秋季Vの使者に? 明大1年生左腕が初登板初勝利、監督が評価する“他投手との違い”
明大の今季最終戦、1年生左腕・藤江が5回1失点の好投
頼もしい先輩達から「攻めろ! 自信もっていけ!」との声が飛ぶ中、1年生左腕は腕を振った。23日の神宮球場。東京六大学の春季リーグ最終戦となる立大戦に先発した明大の左腕・藤江星河(せいが)投手は、5回3安打4奪三振1失点の好投を見せた。同学年の仲間たちから援護点をもらい、リーグ戦初登板初先発で、初勝利を手にした。
「初めて神宮のマウンドに立ったんで、緊張もありました」。言葉とは裏腹に、1年生とは思えない落ち着き払ったマウンド捌きだった。初回に2つの空振り三振を奪うと、2回には大阪桐蔭の2学年先輩である山田健太内野手(3年)を外角のチェンジアップで三振に。さらに同じく高校の先輩、宮崎仁斗外野手(3年)も左飛に打ち取った。

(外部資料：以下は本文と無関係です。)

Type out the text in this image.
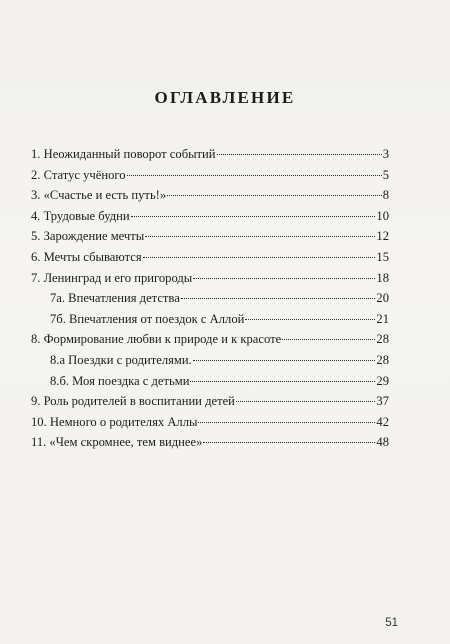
ОГЛАВЛЕНИЕ
1. Неожиданный поворот событий	3
2. Статус учёного	5
3. «Счастье и есть путь!»	8
4. Трудовые будни	10
5. Зарождение мечты	12
6. Мечты сбываются	15
7. Ленинград и его пригороды	18
7а. Впечатления детства	20
7б. Впечатления от поездок с Аллой	21
8. Формирование любви к природе и к красоте	28
8.а Поездки с родителями.	28
8.б. Моя поездка с детьми	29
9. Роль родителей в воспитании детей	37
10. Немного о родителях Аллы	42
11. «Чем скромнее, тем виднее»	48
51
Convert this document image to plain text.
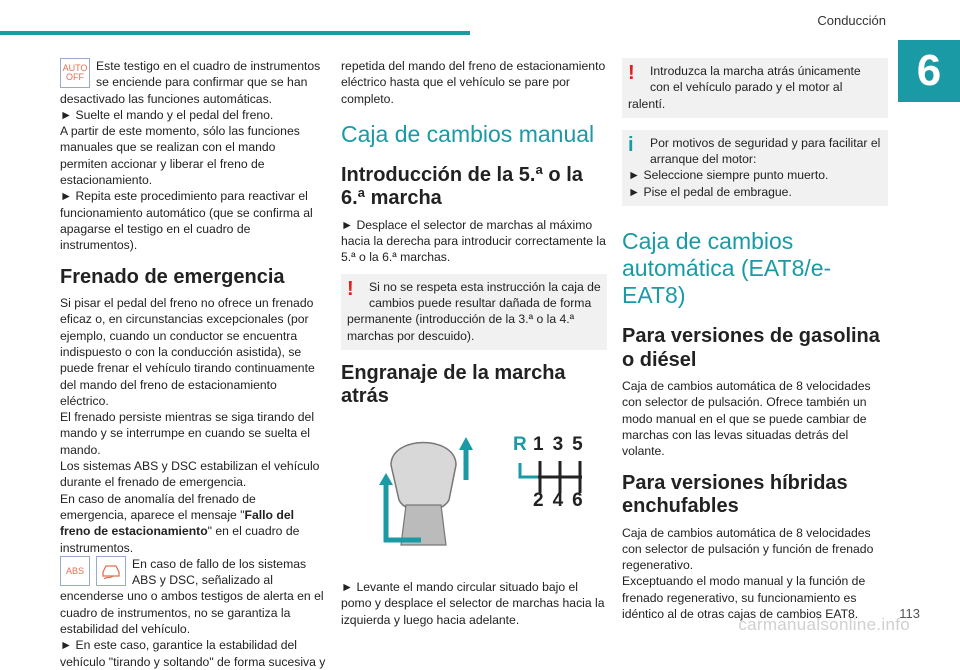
Conducción
6
AUTO
OFF

Este testigo en el cuadro de instrumentos se enciende para confirmar que se han desactivado las funciones automáticas.

► Suelte el mando y el pedal del freno.

A partir de este momento, sólo las funciones manuales que se realizan con el mando permiten accionar y liberar el freno de estacionamiento.

► Repita este procedimiento para reactivar el funcionamiento automático (que se confirma al apagarse el testigo en el cuadro de instrumentos).

Frenado de emergencia

Si pisar el pedal del freno no ofrece un frenado eficaz o, en circunstancias excepcionales (por ejemplo, cuando un conductor se encuentra indispuesto o con la conducción asistida), se puede frenar el vehículo tirando continuamente del mando del freno de estacionamiento eléctrico.

El frenado persiste mientras se siga tirando del mando y se interrumpe en cuando se suelta el mando.

Los sistemas ABS y DSC estabilizan el vehículo durante el frenado de emergencia.

En caso de anomalía del frenado de emergencia, aparece el mensaje "Fallo del freno de estacionamiento" en el cuadro de instrumentos.

ABS	En caso de fallo de los sistemas ABS y DSC, señalizado al encenderse uno o ambos testigos de alerta en el cuadro de instrumentos, no se garantiza la estabilidad del vehículo.

► En este caso, garantice la estabilidad del vehículo "tirando y soltando" de forma sucesiva y

repetida del mando del freno de estacionamiento eléctrico hasta que el vehículo se pare por completo.

Caja de cambios manual
Introducción de la 5.ª o la 6.ª marcha

► Desplace el selector de marchas al máximo hacia la derecha para introducir correctamente la 5.ª o la 6.ª marchas.

!	Si no se respeta esta instrucción la caja de cambios puede resultar dañada de forma permanente (introducción de la 3.ª o la 4.ª marchas por descuido).

Engranaje de la marcha atrás
R 135
246

► Levante el mando circular situado bajo el pomo y desplace el selector de marchas hacia la izquierda y luego hacia adelante.

!	Introduzca la marcha atrás únicamente con el vehículo parado y el motor al ralentí.

i	Por motivos de seguridad y para facilitar el arranque del motor:

► Seleccione siempre punto muerto.

► Pise el pedal de embrague.

Caja de cambios automática (EAT8/e-EAT8)
Para versiones de gasolina o diésel

Caja de cambios automática de 8 velocidades con selector de pulsación. Ofrece también un modo manual en el que se puede cambiar de marchas con las levas situadas detrás del volante.

Para versiones híbridas enchufables

Caja de cambios automática de 8 velocidades con selector de pulsación y función de frenado regenerativo.

Exceptuando el modo manual y la función de frenado regenerativo, su funcionamiento es idéntico al de otras cajas de cambios EAT8.	113
carmanualsonline.info
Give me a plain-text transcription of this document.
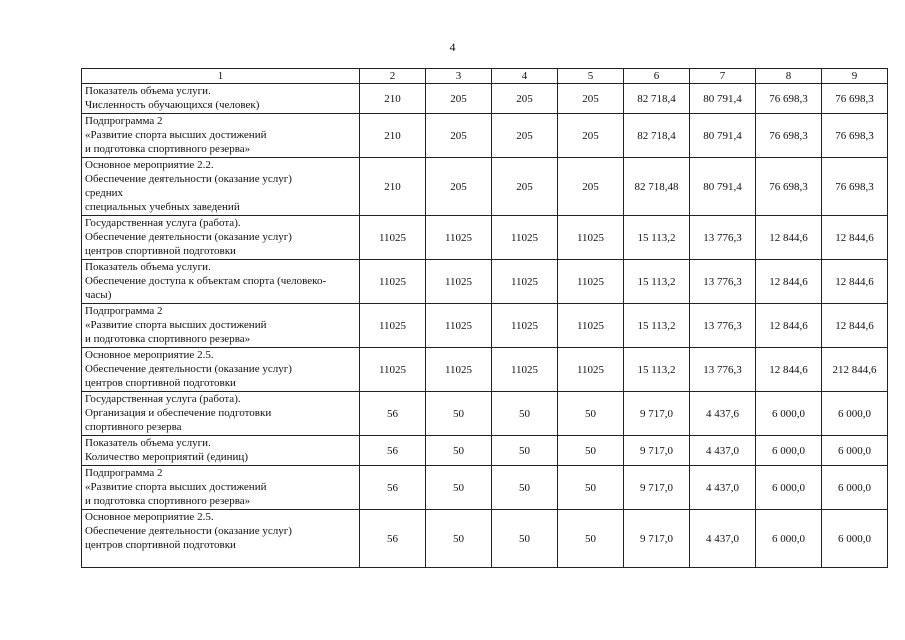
4
1	2	3	4	5	6	7	8	9
Показатель объема услуги.
Численность обучающихся (человек)	210	205	205	205	82 718,4	80 791,4	76 698,3	76 698,3
Подпрограмма 2
«Развитие спорта высших достижений
и подготовка спортивного резерва»	210	205	205	205	82 718,4	80 791,4	76 698,3	76 698,3
Основное мероприятие 2.2.
Обеспечение деятельности (оказание услуг)
средних
специальных учебных заведений	210	205	205	205	82 718,48	80 791,4	76 698,3	76 698,3
Государственная услуга (работа).
Обеспечение деятельности (оказание услуг)
центров спортивной подготовки	11025	11025	11025	11025	15 113,2	13 776,3	12 844,6	12 844,6
Показатель объема услуги.
Обеспечение доступа к объектам спорта (человеко-
часы)	11025	11025	11025	11025	15 113,2	13 776,3	12 844,6	12 844,6
Подпрограмма 2
«Развитие спорта высших достижений
и подготовка спортивного резерва»	11025	11025	11025	11025	15 113,2	13 776,3	12 844,6	12 844,6
Основное мероприятие 2.5.
Обеспечение деятельности (оказание услуг)
центров спортивной подготовки	11025	11025	11025	11025	15 113,2	13 776,3	12 844,6	212 844,6
Государственная услуга (работа).
Организация и обеспечение подготовки
спортивного резерва	56	50	50	50	9 717,0	4 437,6	6 000,0	6 000,0
Показатель объема услуги.
Количество мероприятий (единиц)	56	50	50	50	9 717,0	4 437,0	6 000,0	6 000,0
Подпрограмма 2
«Развитие спорта высших достижений
и подготовка спортивного резерва»	56	50	50	50	9 717,0	4 437,0	6 000,0	6 000,0
Основное мероприятие 2.5.
Обеспечение деятельности (оказание услуг)
центров спортивной подготовки	56	50	50	50	9 717,0	4 437,0	6 000,0	6 000,0
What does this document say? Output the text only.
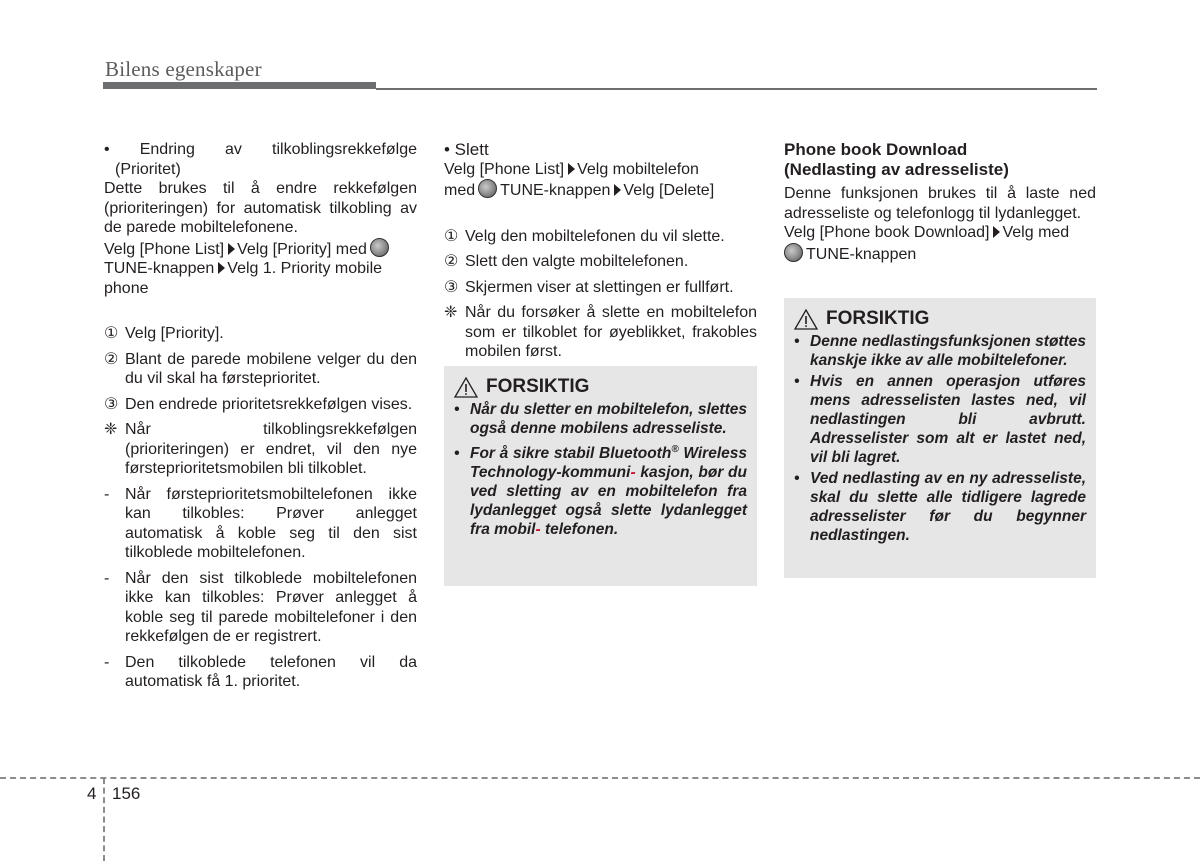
Bilens egenskaper

• Endring av tilkoblingsrekkefølge

(Prioritet)

Dette brukes til å endre rekkefølgen (prioriteringen) for automatisk tilkobling av de parede mobiltelefonene.

Velg [Phone List] Velg [Priority] med
TUNE-knappen Velg 1. Priority mobile phone

① Velg [Priority].

② Blant de parede mobilene velger du den du vil skal ha førsteprioritet.

③ Den endrede prioritetsrekkefølgen vises.

❈ Når tilkoblingsrekkefølgen (prioriteringen) er endret, vil den nye førsteprioritetsmobilen bli tilkoblet.

- Når førsteprioritetsmobiltelefonen ikke kan tilkobles: Prøver anlegget automatisk å koble seg til den sist tilkoblede mobiltelefonen.

- Når den sist tilkoblede mobiltelefonen ikke kan tilkobles: Prøver anlegget å koble seg til parede mobiltelefoner i den rekkefølgen de er registrert.

- Den tilkoblede telefonen vil da automatisk få 1. prioritet.

• Slett

Velg [Phone List] Velg mobiltelefon
med TUNE-knappen Velg [Delete]

① Velg den mobiltelefonen du vil slette.

② Slett den valgte mobiltelefonen.

③ Skjermen viser at slettingen er fullført.

❈ Når du forsøker å slette en mobiltelefon som er tilkoblet for øyeblikket, frakobles mobilen først.

FORSIKTIG

• Når du sletter en mobiltelefon, slettes også denne mobilens adresseliste.

• For å sikre stabil Bluetooth® Wireless Technology-kommuni- kasjon, bør du ved sletting av en mobiltelefon fra lydanlegget også slette lydanlegget fra mobil- telefonen.

Phone book Download

(Nedlasting av adresseliste)

Denne funksjonen brukes til å laste ned adresseliste og telefonlogg til lydanlegget.

Velg [Phone book Download] Velg med
TUNE-knappen

FORSIKTIG

• Denne nedlastingsfunksjonen støttes kanskje ikke av alle mobiltelefoner.

• Hvis en annen operasjon utføres mens adresselisten lastes ned, vil nedlastingen bli avbrutt. Adresselister som alt er lastet ned, vil bli lagret.

• Ved nedlasting av en ny adresseliste, skal du slette alle tidligere lagrede adresselister før du begynner nedlastingen.

4 156
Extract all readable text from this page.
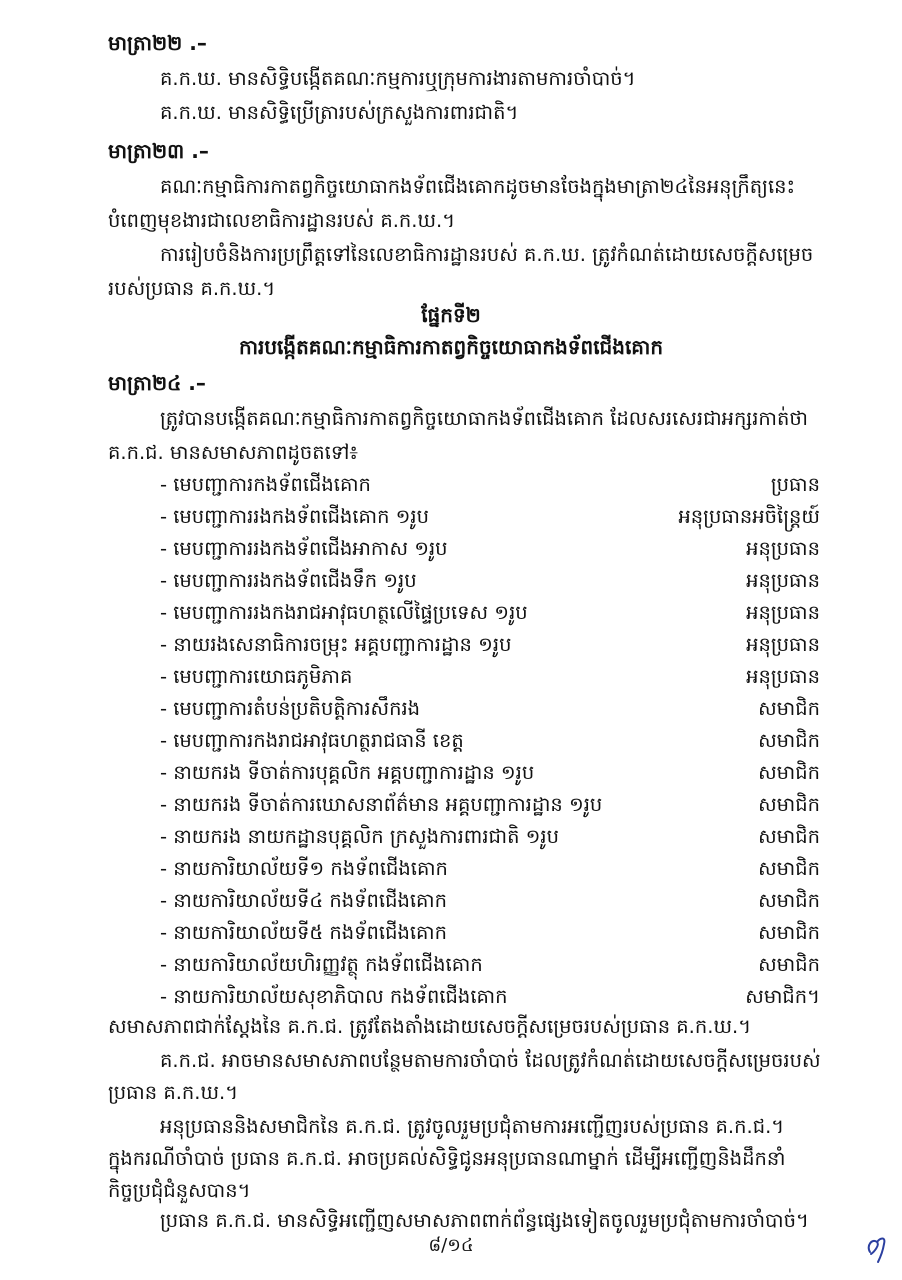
មាត្រា២២ .–
គ.ក.ឃ. មានសិទ្ធិបង្កើតគណៈកម្មការឬក្រុមការងារតាមការចាំបាច់។
គ.ក.ឃ. មានសិទ្ធិប្រើត្រារបស់ក្រសួងការពារជាតិ។
មាត្រា២៣ .–
គណៈកម្មាធិការកាតព្វកិច្ចយោធាកងទ័ពជើងគោកដូចមានចែងក្នុងមាត្រា២៤នៃអនុក្រឹត្យនេះ
បំពេញមុខងារជាលេខាធិការដ្ឋានរបស់ គ.ក.ឃ.។
ការរៀបចំនិងការប្រព្រឹត្តទៅនៃលេខាធិការដ្ឋានរបស់ គ.ក.ឃ. ត្រូវកំណត់ដោយសេចក្តីសម្រេច
របស់ប្រធាន គ.ក.ឃ.។
ផ្នែកទី២
ការបង្កើតគណៈកម្មាធិការកាតព្វកិច្ចយោធាកងទ័ពជើងគោក
មាត្រា២៤ .–
ត្រូវបានបង្កើតគណៈកម្មាធិការកាតព្វកិច្ចយោធាកងទ័ពជើងគោក ដែលសរសេរជាអក្សរកាត់ថា
គ.ក.ជ. មានសមាសភាពដូចតទៅ៖
- មេបញ្ជាការកងទ័ពជើងគោក	ប្រធាន
- មេបញ្ជាការរងកងទ័ពជើងគោក ១រូប	អនុប្រធានអចិន្ត្រៃយ៍
- មេបញ្ជាការរងកងទ័ពជើងអាកាស ១រូប	អនុប្រធាន
- មេបញ្ជាការរងកងទ័ពជើងទឹក ១រូប	អនុប្រធាន
- មេបញ្ជាការរងកងរាជអាវុធហត្ថលើផ្ទៃប្រទេស ១រូប	អនុប្រធាន
- នាយរងសេនាធិការចម្រុះ អគ្គបញ្ជាការដ្ឋាន ១រូប	អនុប្រធាន
- មេបញ្ជាការយោធភូមិភាគ	អនុប្រធាន
- មេបញ្ជាការតំបន់ប្រតិបត្តិការសឹករង	សមាជិក
- មេបញ្ជាការកងរាជអាវុធហត្ថរាជធានី ខេត្ត	សមាជិក
- នាយករង ទីចាត់ការបុគ្គលិក អគ្គបញ្ជាការដ្ឋាន ១រូប	សមាជិក
- នាយករង ទីចាត់ការឃោសនាព័ត៌មាន អគ្គបញ្ជាការដ្ឋាន ១រូប	សមាជិក
- នាយករង នាយកដ្ឋានបុគ្គលិក ក្រសួងការពារជាតិ ១រូប	សមាជិក
- នាយការិយាល័យទី១ កងទ័ពជើងគោក	សមាជិក
- នាយការិយាល័យទី៤ កងទ័ពជើងគោក	សមាជិក
- នាយការិយាល័យទី៥ កងទ័ពជើងគោក	សមាជិក
- នាយការិយាល័យហិរញ្ញវត្ថុ កងទ័ពជើងគោក	សមាជិក
- នាយការិយាល័យសុខាភិបាល កងទ័ពជើងគោក	សមាជិក។
សមាសភាពជាក់ស្តែងនៃ គ.ក.ជ. ត្រូវតែងតាំងដោយសេចក្តីសម្រេចរបស់ប្រធាន គ.ក.ឃ.។
គ.ក.ជ. អាចមានសមាសភាពបន្ថែមតាមការចាំបាច់ ដែលត្រូវកំណត់ដោយសេចក្តីសម្រេចរបស់
ប្រធាន គ.ក.ឃ.។
អនុប្រធាននិងសមាជិកនៃ គ.ក.ជ. ត្រូវចូលរួមប្រជុំតាមការអញ្ជើញរបស់ប្រធាន គ.ក.ជ.។
ក្នុងករណីចាំបាច់ ប្រធាន គ.ក.ជ. អាចប្រគល់សិទ្ធិជូនអនុប្រធានណាម្នាក់ ដើម្បីអញ្ជើញនិងដឹកនាំ
កិច្ចប្រជុំជំនួសបាន។
ប្រធាន គ.ក.ជ. មានសិទ្ធិអញ្ជើញសមាសភាពពាក់ព័ន្ធផ្សេងទៀតចូលរួមប្រជុំតាមការចាំបាច់។
៨/១៤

山田との2度目の対戦は三ゴロ、宮崎には四球を与えたが、結果的に先輩たちに安打は許さなかった。「勝負の世界なんで、抑えにいこうという気持ちで投げました」と、物怖じしなかった。5回には1点を失ったが、デビュー戦でしっかりとゲームメークした。
高校時代は2年秋からエースとして活躍し、3年夏には甲子園での交流試合にも出場した。140キロ台の直球に加え、スライダーやブレーキの効いたチェンジアップなどの変化球を左右に投げ分ける。田中武宏監督は「他のピッチャーと違って、四球でバタバタすることは無い投手なので、思った通りの投球でした」と、安定感には太鼓判を押している。
今季の明大は、打率5割で首位打者が濃厚な陶山勇軌外野手(4年)、山田陸人内野手(3年)ら打撃陣は好調だった一方で、投手陣には課題を残した。エースの竹田祐投手(4年)こそ規定投球回を投げたが、続く投手が結果を残せなかった。秋こそ5季ぶりの優勝を……。楽しみな1年生左腕が、大器の片鱗をのぞかせた。